Glas
Omschrijving
Met de term glas wordt meestal massief glas bedoeld, gemiddeld vier tot zes millimeter dik. Dit is in de meeste gevallen helder glas, dat licht voor meer dan 90% doorlaat. Iedereen kent glas wel in de vorm van ramen ter bescherming voor weer en wind, maar ook in talloze kleinere gebruiksvoorwerpen als glazen, flessen en vazen. Er is doorheen te kijken zonder vervorming waar te nemen. Hoewel het materiaal zelf erg hard is, zijn voorwerpen gemaakt uit glas over het algemeen erg breekbaar. Plat glas met een groot oppervlak bestaat meestal uit floatglas.
Productie
De meest bekende vorm van glas is een mengsel van silicaten (een grote groep mineralen, waaronder kwarts dat meestal gewonnen wordt uit zand). Dit mengsel wordt verhit in een oven op ongeveer 1500 graden Celsius. Daarna wordt het mengsel, afhankelijk van het eindproduct, in stukken gehakt en in verschillende mallen gebracht. Wanneer de vloeistof vervolgens voldoende snel wordt afgekoeld, krijgt het materiaal niet de gelegenheid om kristallen te vormen. Door deze snelle, gecontroleerde afkoeling van het silicaatmengsel ontstaat een heldere, vaste stof zonder kristallen.

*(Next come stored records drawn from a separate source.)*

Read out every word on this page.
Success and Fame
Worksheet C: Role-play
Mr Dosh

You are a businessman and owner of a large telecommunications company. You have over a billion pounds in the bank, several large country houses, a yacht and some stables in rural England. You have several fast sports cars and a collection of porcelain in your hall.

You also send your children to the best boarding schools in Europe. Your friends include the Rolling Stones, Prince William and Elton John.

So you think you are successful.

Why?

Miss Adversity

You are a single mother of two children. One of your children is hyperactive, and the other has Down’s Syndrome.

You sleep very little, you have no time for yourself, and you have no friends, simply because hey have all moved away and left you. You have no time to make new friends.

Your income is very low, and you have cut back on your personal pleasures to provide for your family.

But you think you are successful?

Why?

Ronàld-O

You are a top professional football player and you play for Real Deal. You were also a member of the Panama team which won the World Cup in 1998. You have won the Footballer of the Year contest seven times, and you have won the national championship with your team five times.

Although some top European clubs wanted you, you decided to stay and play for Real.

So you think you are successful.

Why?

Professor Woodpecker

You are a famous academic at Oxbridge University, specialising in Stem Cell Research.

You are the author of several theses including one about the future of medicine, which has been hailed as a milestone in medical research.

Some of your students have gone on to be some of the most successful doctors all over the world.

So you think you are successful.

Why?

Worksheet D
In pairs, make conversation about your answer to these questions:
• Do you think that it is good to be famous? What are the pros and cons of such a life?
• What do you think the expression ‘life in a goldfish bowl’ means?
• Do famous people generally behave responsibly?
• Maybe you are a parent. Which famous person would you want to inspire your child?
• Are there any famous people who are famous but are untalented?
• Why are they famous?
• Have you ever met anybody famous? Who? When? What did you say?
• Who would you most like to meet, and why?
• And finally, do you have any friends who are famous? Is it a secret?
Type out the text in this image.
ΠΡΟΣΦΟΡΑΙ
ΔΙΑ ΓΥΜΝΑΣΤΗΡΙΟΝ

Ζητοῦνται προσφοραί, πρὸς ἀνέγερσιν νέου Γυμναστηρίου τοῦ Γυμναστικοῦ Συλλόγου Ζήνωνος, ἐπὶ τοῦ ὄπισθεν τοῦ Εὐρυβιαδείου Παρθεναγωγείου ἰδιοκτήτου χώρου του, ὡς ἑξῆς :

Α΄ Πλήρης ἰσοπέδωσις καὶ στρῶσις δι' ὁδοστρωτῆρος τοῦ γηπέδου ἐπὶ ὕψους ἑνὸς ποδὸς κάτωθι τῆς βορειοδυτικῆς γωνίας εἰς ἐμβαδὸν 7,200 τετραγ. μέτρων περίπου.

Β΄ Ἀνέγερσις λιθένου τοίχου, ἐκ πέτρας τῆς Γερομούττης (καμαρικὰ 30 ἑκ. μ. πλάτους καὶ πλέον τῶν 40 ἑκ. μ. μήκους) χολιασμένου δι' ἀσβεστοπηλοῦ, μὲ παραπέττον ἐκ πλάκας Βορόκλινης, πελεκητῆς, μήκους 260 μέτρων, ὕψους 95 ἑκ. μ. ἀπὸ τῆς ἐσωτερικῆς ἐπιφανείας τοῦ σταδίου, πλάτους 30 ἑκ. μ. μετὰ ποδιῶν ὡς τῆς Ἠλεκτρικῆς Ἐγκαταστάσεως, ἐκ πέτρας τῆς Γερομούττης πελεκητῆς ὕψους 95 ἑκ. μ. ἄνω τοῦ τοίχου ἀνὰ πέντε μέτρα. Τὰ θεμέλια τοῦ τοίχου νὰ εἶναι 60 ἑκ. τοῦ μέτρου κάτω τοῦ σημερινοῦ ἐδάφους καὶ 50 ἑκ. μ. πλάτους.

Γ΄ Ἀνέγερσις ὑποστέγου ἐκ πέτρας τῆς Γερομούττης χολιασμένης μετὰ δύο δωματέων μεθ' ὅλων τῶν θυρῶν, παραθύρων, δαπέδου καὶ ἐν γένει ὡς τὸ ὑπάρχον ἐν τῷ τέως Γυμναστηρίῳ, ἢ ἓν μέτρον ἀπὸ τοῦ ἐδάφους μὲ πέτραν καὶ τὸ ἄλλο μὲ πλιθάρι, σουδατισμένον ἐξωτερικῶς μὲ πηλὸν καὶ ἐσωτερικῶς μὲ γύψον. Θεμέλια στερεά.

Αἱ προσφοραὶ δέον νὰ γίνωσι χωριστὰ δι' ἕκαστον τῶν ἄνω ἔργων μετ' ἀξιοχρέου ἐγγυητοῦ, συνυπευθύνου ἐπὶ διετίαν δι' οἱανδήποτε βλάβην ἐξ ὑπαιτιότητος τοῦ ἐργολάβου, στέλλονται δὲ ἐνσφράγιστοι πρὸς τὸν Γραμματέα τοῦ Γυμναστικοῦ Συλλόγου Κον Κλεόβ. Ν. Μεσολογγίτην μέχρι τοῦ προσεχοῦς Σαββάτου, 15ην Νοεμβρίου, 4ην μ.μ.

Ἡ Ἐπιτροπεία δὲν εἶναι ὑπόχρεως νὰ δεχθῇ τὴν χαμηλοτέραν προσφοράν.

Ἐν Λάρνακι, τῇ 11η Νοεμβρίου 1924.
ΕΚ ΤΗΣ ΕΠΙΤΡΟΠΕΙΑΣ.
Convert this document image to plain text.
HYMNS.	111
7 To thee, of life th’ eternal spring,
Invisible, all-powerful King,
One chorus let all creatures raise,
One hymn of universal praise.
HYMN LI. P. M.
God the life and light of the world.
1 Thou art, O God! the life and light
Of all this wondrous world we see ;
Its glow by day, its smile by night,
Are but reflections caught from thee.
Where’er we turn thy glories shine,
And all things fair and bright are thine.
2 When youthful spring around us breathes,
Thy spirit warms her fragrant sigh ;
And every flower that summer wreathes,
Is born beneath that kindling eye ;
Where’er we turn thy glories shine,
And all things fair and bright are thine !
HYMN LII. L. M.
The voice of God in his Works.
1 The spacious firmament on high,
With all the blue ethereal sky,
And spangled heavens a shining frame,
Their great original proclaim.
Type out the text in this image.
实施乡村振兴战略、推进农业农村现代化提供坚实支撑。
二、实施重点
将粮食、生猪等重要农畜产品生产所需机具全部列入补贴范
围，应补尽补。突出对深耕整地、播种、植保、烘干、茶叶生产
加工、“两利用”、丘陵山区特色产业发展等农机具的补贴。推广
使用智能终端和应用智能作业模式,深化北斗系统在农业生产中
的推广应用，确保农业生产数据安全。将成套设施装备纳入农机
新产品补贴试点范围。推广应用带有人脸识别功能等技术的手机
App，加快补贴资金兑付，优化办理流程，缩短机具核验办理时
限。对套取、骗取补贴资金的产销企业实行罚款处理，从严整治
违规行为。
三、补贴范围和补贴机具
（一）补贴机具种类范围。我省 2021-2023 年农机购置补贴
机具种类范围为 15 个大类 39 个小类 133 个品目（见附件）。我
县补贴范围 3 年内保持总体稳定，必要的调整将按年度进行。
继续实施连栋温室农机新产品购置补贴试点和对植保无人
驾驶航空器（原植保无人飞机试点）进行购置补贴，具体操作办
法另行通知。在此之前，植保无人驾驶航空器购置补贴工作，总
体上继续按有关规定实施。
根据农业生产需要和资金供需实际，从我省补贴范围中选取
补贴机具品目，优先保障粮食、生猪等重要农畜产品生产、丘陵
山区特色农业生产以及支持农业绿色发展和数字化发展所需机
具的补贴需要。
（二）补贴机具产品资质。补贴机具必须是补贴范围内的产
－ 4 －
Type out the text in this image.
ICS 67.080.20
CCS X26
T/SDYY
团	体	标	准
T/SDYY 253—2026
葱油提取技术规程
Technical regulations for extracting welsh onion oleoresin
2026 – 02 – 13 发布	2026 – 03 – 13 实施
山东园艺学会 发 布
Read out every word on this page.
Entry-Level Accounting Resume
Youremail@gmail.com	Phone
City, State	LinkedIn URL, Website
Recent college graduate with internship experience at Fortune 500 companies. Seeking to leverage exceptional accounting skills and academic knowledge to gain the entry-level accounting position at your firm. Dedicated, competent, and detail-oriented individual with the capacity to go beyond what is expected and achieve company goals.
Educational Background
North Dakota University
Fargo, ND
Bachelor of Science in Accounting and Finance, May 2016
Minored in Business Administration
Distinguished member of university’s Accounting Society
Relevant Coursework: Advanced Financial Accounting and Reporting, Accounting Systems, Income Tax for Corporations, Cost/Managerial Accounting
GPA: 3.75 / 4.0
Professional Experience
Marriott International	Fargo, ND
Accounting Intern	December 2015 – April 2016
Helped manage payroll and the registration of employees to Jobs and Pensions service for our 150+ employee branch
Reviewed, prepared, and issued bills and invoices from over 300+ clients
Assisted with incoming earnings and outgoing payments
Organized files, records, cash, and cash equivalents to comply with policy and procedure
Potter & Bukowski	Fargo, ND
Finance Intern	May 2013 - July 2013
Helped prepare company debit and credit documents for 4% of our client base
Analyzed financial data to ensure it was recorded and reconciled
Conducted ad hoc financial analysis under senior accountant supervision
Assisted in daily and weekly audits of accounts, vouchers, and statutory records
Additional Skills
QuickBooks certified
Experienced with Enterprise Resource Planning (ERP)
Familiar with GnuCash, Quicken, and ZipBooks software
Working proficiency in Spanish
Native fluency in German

Afhankelijk van de precieze samenstelling van het silicaatmengsel heeft glas verschillende eigenschappen, bijvoorbeeld een ander smeltpunt of een andere brekingsindex. Omdat bij verwarming een glazen voorwerp door uitzetting kan springen, maakt men glas vaak met een speciale samenstelling (Pyrex®), waar dit soort problemen minimaal zijn.
Eigenschappen
- Transparant
- Verkrijgbaar in veel varianten (kleur, vorm, dikte)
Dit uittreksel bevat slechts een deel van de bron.